Heinrich-Böll-Stiftung in Berlin

Heizen mit Abwärme der Server

Zentral in Berlin Mitte steht das neue Gebäude der Heinrich-Böll-Stiftung, die Projekte zur Stärkung von Zivilcourage, Demokratie und Menschenrechten unterstützt. Das Haus nimmt, umgeben von Bäumen am Rand eines Parks, eine geringe Grundfläche ein. Es besteht aus zwei kontrastierenden Volumen: In einen in die Vertikale strebenden eher unscheinbaren Bürobau ist oberhalb des Erdgeschosses eine elegante eingeschossige Villa implantiert. Mies van der Rohes Seagram Building mit einem eingeschobenen Farnsworth House - diese Idee inspirierte die e2a Architekten.

Die elegante Glaskiste kragt weit aus dem Bürohaus heraus
Konferenzsaal in der Beletage
Kokosfasern, Estrich, Metallschränke und Akustikpaneele auf den Büroebenen

Das Budget war knapp und so ist der Bürobereich kompakt, stringent und günstig ausgeführt. Die verglaste, ausladende Beletage hingegen fungiert als transparente Stadtbühne, dient als Ort für Konferenzen und Veranstaltungen sowie einer Bibliothek. Von der Straße aus vollzieht sich der Übergang ins Haus schwellenlos in ein geräumiges und rundum verglastes Foyer. Hier führt eine elf Meter breite Treppe zur Beletage, deren Stufen zudem als Sitzgelegenheit bei Vorträgen oder Filmvorführungen dienen. Die Stufen sind bedeckt von einem Werk des Berliner Künstlers Via Lewandowsky, einem knallgrünen Teppich, auf dem eine Schafherde aus der Vogelperspektive abgebildet ist. Die übrigen Materialien sind kühl - Beton, Aluminium und Glas, teilweise orange und grün getönt.
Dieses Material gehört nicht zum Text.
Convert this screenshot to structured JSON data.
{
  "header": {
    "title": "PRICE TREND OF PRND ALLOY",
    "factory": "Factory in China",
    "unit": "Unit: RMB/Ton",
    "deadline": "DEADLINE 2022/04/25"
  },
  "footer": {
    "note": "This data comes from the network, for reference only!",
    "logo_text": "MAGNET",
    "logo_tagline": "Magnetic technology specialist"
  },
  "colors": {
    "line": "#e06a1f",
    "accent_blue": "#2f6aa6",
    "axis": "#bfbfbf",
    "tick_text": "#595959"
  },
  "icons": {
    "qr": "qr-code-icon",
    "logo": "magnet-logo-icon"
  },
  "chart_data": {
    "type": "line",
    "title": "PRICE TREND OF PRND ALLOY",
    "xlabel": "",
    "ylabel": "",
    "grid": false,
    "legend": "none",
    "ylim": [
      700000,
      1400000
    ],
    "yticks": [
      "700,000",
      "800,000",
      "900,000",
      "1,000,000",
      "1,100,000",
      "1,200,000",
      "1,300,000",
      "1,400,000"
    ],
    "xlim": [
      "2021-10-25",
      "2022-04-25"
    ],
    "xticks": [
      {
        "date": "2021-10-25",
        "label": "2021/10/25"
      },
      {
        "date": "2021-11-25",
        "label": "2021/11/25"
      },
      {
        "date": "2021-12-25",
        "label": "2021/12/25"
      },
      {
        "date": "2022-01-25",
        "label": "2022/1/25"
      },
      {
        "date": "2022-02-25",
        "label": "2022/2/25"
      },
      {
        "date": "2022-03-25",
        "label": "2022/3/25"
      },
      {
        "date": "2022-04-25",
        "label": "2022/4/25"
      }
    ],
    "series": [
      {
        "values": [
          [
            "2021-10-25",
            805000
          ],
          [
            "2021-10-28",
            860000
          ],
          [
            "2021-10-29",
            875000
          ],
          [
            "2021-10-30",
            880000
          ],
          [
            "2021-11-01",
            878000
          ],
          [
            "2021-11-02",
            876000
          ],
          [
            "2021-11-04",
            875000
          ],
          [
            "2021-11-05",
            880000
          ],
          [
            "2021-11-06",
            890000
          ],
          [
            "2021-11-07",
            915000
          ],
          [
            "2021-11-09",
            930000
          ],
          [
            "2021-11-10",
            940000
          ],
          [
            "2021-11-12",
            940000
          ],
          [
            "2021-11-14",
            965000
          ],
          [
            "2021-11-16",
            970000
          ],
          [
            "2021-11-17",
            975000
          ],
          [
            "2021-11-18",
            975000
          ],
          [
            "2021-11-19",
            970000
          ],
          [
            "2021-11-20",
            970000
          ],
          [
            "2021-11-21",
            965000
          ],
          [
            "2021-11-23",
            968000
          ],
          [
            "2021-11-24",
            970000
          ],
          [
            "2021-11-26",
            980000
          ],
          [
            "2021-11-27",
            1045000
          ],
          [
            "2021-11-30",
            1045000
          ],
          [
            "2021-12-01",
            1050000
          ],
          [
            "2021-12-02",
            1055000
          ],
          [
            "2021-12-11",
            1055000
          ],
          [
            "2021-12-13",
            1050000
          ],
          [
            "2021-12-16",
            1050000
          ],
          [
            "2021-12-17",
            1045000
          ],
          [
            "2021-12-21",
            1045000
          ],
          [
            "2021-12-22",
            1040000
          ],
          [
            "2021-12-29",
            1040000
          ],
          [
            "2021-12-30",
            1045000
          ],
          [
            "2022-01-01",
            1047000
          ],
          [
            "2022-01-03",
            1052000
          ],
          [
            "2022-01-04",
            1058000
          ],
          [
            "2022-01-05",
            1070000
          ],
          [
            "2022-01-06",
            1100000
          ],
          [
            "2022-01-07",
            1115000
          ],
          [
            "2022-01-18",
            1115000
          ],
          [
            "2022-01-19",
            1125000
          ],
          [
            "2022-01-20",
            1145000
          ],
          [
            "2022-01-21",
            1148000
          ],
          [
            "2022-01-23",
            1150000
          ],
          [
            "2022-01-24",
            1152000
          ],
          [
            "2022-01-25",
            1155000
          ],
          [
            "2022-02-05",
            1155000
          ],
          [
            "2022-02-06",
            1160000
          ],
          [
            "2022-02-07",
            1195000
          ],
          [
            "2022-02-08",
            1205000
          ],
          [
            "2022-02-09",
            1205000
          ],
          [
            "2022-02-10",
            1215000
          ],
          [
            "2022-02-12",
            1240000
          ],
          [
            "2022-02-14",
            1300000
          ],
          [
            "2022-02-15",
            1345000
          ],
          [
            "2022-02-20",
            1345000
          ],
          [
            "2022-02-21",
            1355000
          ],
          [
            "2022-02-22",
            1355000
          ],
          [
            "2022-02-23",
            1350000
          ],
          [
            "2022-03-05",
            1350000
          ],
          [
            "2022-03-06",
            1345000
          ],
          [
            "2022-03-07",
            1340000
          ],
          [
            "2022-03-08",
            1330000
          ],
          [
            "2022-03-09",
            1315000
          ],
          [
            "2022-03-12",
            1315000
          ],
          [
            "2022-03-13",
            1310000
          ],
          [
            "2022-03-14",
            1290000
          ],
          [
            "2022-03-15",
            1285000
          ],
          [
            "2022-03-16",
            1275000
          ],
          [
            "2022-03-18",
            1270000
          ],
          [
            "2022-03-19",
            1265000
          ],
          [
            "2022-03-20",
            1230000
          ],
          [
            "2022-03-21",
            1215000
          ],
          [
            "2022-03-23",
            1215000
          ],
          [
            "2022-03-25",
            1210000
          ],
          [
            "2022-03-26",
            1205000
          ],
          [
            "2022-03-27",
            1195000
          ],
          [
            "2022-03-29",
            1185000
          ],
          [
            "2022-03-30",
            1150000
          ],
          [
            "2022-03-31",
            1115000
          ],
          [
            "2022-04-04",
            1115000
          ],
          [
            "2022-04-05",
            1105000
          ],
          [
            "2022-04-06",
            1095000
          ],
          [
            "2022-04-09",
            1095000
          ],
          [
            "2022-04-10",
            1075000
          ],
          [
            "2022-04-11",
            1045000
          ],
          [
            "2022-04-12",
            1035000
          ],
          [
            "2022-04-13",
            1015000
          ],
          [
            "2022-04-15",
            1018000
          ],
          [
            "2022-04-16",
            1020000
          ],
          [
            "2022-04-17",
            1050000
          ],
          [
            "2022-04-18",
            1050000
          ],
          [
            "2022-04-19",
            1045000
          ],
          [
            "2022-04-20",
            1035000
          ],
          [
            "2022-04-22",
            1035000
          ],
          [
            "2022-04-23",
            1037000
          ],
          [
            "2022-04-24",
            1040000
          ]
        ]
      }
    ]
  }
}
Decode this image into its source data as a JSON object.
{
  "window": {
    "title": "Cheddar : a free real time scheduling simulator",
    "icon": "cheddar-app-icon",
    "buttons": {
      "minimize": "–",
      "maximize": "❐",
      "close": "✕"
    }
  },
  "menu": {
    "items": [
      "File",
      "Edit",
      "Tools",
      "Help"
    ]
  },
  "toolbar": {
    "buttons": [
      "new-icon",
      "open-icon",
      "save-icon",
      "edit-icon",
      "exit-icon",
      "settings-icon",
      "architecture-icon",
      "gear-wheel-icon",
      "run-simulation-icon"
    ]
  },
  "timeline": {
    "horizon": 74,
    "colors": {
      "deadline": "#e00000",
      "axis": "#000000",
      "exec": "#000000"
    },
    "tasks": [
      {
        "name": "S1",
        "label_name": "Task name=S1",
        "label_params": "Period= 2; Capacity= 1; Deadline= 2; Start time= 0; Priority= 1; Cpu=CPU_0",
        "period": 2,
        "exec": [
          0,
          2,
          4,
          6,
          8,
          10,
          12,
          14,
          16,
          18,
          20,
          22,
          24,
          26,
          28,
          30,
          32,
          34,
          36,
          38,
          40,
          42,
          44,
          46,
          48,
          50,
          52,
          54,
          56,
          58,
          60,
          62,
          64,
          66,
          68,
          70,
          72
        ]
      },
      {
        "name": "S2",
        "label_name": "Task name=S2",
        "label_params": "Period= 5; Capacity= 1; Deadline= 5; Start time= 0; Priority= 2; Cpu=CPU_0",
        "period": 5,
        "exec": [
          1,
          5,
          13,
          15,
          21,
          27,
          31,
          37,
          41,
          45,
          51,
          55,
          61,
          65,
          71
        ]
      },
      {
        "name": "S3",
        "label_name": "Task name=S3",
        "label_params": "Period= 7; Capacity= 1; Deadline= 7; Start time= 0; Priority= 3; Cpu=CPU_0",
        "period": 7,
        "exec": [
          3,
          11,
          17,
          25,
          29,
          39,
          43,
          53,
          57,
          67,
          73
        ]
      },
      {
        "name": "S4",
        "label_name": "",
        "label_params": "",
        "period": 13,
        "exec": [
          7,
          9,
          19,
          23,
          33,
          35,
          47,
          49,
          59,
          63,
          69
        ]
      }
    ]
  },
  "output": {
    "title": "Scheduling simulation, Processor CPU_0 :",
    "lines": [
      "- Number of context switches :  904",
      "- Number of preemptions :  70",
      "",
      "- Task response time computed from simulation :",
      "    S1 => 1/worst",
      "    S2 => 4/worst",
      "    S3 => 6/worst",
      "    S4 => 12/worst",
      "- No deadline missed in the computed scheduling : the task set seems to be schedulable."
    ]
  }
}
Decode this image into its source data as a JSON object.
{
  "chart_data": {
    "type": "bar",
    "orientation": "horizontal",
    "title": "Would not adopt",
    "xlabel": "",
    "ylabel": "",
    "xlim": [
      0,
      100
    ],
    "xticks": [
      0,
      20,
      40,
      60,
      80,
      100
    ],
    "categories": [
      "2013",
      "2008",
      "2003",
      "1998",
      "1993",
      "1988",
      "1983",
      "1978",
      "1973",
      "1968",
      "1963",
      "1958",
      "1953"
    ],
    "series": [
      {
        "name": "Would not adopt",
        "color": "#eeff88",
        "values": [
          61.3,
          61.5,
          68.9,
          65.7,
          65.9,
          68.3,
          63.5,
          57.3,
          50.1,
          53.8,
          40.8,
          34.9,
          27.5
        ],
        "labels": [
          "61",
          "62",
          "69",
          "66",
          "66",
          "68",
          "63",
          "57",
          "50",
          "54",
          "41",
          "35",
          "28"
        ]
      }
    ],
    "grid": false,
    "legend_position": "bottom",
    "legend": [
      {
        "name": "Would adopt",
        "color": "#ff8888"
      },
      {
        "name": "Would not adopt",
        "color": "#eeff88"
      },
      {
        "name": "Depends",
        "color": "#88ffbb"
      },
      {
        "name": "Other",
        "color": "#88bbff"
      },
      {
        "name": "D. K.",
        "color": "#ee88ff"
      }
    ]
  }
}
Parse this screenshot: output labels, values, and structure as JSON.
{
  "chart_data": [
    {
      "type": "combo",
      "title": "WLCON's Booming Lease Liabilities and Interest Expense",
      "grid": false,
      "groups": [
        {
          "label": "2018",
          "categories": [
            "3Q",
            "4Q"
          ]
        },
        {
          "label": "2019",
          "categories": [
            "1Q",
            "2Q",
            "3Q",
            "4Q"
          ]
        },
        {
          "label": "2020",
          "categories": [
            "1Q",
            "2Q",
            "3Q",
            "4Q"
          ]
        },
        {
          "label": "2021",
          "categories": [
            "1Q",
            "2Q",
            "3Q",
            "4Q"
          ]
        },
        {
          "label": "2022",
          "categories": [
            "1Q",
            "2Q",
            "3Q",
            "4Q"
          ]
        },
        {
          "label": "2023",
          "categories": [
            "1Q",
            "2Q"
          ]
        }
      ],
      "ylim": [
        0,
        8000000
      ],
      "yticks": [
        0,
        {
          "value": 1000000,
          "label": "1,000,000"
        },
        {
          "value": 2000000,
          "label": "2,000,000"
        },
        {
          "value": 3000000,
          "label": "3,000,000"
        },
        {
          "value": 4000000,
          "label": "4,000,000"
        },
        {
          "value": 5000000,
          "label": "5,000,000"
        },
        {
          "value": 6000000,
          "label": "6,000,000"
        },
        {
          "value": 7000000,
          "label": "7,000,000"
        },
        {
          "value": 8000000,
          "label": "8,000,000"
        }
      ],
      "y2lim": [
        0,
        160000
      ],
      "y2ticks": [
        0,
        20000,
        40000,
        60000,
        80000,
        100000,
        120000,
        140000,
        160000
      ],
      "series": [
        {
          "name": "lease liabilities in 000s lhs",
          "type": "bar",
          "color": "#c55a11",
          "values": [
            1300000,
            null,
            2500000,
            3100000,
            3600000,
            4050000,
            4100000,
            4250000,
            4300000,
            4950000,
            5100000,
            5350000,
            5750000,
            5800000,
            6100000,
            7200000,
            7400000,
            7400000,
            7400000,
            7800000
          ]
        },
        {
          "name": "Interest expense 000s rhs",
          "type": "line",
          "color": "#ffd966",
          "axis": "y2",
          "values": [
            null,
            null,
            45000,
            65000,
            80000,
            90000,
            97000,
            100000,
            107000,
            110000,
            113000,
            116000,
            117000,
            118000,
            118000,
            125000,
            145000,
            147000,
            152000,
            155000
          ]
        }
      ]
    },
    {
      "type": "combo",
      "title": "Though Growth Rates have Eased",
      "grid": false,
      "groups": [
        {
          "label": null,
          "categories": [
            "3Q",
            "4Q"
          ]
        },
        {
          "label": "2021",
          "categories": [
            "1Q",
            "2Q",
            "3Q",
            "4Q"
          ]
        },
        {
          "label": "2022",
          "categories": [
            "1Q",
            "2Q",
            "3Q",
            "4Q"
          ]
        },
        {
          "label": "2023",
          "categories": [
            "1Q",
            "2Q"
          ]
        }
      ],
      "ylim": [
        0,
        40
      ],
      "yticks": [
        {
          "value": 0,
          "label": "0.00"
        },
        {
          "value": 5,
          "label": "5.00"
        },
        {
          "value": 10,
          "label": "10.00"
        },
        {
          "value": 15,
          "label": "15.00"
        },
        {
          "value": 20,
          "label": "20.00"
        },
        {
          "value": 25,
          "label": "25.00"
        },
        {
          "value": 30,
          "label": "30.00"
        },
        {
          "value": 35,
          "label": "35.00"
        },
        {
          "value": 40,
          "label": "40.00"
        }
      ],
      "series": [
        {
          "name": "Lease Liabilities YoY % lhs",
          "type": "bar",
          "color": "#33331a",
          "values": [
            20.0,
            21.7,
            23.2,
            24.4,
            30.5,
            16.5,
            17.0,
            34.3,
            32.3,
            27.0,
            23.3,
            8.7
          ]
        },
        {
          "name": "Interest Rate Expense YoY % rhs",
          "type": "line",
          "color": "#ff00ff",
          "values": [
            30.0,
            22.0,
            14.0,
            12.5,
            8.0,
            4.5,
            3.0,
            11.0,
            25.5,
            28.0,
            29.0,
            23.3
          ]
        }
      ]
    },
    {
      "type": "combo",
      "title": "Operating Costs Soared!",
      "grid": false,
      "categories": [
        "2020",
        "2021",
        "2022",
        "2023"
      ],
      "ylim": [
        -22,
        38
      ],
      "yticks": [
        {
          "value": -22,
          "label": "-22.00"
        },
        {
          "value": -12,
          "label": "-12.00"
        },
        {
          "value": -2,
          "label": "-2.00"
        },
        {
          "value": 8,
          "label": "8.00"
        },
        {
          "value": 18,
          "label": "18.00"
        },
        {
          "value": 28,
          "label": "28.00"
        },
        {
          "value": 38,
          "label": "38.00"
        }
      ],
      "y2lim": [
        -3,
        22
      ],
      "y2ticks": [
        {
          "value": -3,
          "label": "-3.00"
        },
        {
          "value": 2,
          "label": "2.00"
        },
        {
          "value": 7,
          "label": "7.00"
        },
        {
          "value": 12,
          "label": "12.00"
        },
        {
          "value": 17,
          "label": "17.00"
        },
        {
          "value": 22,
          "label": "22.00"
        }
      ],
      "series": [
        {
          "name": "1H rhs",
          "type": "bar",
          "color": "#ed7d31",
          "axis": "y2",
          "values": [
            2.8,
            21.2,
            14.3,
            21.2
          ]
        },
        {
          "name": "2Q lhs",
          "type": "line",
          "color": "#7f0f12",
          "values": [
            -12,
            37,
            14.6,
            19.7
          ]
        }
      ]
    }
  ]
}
Die vier Bürogeschosse verfügen über geschlossene und offene Arbeitsräume und sind ebenfalls vorwiegend mit kühlen und harten Oberflächen gestaltet: Estrich, Sichtbeton, Stahlschränke. Nur in den Korridoren liegen Läufer aus Kokosfasern, in den verglasten Besprechungsräumen Terrazzo. Ein Atrium dient der Belichtung und Belüftung der Büroetagen. Dessen Wände sind mit fein gelochten Metallpaneelen bedeckt.

Nachhaltig Bauen
Architektur, Fassade und Gebäudetechnik sind in dem Gebäude aufeinander abgestimmt, der Primärenergieverbrauch ist minimiert. Bilanziert wurde mit 55,7 kWh/m² nicht nur der laufende Verbrauch im Betrieb, sondern auch die Energie zur Produktion von Anlagen und Geräten. Damit verbraucht das Haus weniger als die Hälfte an Energie als andere neue, nach der EnEV errichtete Bürogebäude. Das Energiekonzept folgt drei wesentlichen Regeln: Um Ressourcen zu sparen und Installations- und Betriebskosten niedrig zu halten, werden durchdachte Systeme mit wenigen Geräten eingesetzt. Jede Abwärme wird genutzt, Lüftung und Kühlung sind möglichst natürlich und werden durch die Nutzer bestimmt.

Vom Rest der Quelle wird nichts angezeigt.